Fixed pulmonary hypertension is a contra indication for patients with heart failure. Many times it is unclear if pulmonary hypertension is due to left ventricular failure or intrinsic lung disease. Generally these patients will have a transpulmonary gradient greater than 14 mmHg and a pulmonary vascular resistance greater than 3 Wood units. For patients with reversible pulmonary hypertension, unloading of the left ventricle may decrease pulmonary hypertension. A study from John et al showed improvement in mean pulmonary pressures and improvement in PVR. While the improvements in pulmonary artery pressures are seen in the first 6 mo, the changes in pulmonary pressures plateau. The hemodynamic changes in pulmonary artery pressures appear to persist after heart transplant.
After LVAD placement, end organ perfusion improves and there may be a drastic decrease in afterload of the pulmonary circulation. In some patients this is beneficial, but in a third of patients this will result in right ventricular failure. Hannan et al looked at the outcomes of right ventricular failure after LVAD placement. Overall, 30 (6%) patients receiving left ventricular assist devices required a right ventricular assist device, 35 (7%) required extended inotropes, and 33 (7%) required late inotropes. A significantly greater percentage of patients without right ventricular failure survived to transplantation, recovery, or ongoing device support at 180 d compared with patients with right ventricular failure. They concluded that right ventricular failure is associated with worse outcomes than without. An extremely difficult problem to manage both medically and surgically, acute RV failure comes with high short and long term mortality. Predicting RV failure is difficult. Optimizing volume status, decreasing pulmonary pressures and the addition of inotropes is important. Post operatively the use of inhaled nitric oxide and pulmonary vasodilators will help to augment right ventricular function.

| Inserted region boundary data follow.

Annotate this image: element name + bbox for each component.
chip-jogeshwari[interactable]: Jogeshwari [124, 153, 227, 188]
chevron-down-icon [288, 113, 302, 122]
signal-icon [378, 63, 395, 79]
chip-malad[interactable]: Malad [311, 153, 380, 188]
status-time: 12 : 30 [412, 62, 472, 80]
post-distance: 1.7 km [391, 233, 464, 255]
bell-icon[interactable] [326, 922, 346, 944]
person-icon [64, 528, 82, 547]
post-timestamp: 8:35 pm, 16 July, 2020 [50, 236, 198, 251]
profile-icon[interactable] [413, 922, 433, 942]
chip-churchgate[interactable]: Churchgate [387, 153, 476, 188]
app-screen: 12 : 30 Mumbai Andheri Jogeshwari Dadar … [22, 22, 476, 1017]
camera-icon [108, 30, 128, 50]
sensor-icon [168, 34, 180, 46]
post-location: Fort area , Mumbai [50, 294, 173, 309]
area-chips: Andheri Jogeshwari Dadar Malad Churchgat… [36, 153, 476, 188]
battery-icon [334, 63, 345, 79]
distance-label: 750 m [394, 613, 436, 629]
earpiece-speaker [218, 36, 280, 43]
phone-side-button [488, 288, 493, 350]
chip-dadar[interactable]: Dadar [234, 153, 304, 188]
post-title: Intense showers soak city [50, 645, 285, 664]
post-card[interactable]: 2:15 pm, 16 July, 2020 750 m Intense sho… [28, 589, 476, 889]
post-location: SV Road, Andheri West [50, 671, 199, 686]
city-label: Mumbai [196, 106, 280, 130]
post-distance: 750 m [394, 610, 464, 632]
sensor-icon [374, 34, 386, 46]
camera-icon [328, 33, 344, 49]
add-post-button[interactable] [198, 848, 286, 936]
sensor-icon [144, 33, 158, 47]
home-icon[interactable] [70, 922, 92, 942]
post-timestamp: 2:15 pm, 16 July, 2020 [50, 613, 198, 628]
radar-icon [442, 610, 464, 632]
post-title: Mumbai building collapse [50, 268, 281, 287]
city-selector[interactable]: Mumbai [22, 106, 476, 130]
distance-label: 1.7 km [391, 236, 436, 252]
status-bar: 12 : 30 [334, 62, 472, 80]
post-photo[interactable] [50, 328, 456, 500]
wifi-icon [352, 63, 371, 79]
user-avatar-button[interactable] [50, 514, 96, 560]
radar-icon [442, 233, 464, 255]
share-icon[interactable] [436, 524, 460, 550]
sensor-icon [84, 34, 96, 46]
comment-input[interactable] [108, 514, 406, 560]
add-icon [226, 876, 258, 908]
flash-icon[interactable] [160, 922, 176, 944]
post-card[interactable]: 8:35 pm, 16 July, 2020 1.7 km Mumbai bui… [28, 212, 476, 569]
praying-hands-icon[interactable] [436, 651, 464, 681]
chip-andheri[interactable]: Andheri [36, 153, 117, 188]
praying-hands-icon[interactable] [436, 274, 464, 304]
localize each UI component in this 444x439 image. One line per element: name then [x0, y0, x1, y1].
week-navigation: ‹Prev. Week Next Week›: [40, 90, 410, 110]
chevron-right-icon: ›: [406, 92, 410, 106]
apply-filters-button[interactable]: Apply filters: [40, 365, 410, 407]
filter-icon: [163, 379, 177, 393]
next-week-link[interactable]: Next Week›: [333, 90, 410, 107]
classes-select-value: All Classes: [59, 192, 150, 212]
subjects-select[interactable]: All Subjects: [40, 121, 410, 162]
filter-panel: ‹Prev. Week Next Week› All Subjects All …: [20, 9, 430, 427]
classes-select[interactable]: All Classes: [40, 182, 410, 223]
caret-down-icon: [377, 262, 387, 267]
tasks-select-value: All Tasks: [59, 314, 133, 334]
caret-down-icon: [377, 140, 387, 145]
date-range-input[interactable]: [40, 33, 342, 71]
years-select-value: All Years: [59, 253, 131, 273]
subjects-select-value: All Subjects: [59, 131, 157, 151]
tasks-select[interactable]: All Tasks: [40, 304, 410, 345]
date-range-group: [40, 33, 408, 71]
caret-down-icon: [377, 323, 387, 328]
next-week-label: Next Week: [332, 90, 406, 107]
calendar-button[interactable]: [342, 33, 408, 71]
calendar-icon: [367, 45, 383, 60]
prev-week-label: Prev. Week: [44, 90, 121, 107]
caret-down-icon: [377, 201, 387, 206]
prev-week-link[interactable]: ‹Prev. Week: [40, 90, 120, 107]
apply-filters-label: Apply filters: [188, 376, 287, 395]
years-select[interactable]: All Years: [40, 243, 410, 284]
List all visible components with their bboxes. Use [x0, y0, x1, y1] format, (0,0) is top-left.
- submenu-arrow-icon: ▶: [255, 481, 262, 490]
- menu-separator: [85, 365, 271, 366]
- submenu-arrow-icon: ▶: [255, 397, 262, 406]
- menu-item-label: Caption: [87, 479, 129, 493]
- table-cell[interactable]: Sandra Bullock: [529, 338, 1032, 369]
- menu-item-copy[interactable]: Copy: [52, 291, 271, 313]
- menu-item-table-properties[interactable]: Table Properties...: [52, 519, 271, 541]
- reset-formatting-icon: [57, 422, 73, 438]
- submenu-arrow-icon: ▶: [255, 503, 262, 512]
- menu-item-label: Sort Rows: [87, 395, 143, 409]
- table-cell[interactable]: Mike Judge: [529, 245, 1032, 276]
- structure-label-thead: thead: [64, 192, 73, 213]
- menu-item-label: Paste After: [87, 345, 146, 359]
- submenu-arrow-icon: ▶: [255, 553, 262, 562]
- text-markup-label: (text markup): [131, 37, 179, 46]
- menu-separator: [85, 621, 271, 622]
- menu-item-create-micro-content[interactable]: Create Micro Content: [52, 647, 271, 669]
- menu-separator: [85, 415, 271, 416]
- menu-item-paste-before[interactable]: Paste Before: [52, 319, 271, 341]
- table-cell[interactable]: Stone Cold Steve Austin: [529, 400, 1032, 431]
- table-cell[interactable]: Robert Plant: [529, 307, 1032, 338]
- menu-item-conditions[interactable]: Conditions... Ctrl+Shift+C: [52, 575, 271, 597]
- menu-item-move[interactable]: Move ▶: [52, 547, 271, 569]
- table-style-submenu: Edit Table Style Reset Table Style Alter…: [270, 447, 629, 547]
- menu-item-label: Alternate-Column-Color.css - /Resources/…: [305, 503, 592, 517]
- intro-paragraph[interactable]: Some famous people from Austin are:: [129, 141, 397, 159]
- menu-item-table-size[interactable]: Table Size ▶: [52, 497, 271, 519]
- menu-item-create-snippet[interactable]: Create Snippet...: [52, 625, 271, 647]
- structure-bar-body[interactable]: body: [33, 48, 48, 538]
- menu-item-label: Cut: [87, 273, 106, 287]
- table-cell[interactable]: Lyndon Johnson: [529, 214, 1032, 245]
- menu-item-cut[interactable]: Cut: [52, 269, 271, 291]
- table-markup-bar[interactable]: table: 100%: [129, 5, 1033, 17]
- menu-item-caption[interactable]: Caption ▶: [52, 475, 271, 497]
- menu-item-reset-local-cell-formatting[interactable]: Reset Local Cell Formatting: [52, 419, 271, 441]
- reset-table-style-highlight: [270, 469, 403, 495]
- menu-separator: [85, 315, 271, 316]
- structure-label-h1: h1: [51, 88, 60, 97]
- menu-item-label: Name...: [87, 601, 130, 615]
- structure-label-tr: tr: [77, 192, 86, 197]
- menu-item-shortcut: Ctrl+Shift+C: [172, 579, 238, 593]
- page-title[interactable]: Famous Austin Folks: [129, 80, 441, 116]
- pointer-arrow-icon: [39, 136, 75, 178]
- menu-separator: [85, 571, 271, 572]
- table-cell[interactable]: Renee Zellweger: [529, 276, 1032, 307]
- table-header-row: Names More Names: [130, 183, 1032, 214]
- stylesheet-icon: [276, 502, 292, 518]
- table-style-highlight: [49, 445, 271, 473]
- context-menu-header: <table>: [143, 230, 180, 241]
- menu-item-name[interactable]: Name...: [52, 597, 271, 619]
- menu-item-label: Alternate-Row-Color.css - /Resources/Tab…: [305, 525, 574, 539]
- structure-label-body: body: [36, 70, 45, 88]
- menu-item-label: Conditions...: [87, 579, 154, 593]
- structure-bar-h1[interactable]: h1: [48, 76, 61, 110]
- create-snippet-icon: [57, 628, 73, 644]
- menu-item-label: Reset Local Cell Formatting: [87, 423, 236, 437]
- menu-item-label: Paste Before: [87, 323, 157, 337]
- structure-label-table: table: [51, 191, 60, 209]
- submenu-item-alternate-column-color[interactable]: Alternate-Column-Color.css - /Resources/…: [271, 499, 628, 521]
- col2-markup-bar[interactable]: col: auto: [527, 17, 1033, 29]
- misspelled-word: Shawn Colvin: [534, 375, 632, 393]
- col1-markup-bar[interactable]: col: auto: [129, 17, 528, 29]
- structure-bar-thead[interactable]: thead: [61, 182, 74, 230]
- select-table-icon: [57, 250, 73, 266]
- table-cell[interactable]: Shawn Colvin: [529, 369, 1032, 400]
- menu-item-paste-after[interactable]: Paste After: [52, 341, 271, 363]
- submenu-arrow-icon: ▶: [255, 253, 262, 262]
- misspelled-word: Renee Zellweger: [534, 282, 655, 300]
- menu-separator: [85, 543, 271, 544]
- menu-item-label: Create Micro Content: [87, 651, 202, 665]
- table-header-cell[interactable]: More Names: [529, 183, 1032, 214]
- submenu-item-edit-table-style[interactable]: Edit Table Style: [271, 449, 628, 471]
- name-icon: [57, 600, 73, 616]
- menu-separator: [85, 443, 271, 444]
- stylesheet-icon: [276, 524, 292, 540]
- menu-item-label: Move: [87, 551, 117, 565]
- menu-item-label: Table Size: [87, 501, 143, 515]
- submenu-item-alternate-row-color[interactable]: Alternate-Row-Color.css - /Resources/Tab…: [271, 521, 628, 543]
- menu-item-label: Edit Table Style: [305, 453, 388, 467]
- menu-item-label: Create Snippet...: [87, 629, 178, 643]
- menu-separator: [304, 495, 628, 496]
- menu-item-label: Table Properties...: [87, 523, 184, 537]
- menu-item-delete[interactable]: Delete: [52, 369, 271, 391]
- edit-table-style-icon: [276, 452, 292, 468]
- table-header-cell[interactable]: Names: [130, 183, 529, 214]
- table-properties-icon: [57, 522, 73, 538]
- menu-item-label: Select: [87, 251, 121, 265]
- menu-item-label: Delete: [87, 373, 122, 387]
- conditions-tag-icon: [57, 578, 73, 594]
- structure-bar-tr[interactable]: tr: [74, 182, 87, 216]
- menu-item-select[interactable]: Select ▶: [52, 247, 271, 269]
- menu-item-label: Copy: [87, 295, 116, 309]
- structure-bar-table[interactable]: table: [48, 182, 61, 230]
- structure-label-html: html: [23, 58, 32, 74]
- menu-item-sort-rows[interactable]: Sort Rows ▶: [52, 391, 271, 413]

Recent reports have indicated that there may be an increase in the relative rate of thrombosis of axial flow devices. The exact etiology of this observation is unknown but does make one more aware of the need for meticulous attention to anticoagulation in these implantable devices with a continuous blood interface.
Although heart transplantation is commonplace, the supply is limited. Many exciting changes in the field of mechanical circulatory support have occurred in the past few years, including the axial flow pump. LVAD therapy is ever evolving. As the use of LVAD therapy increases it is important to understand the indications, surgical considerations and outcomes.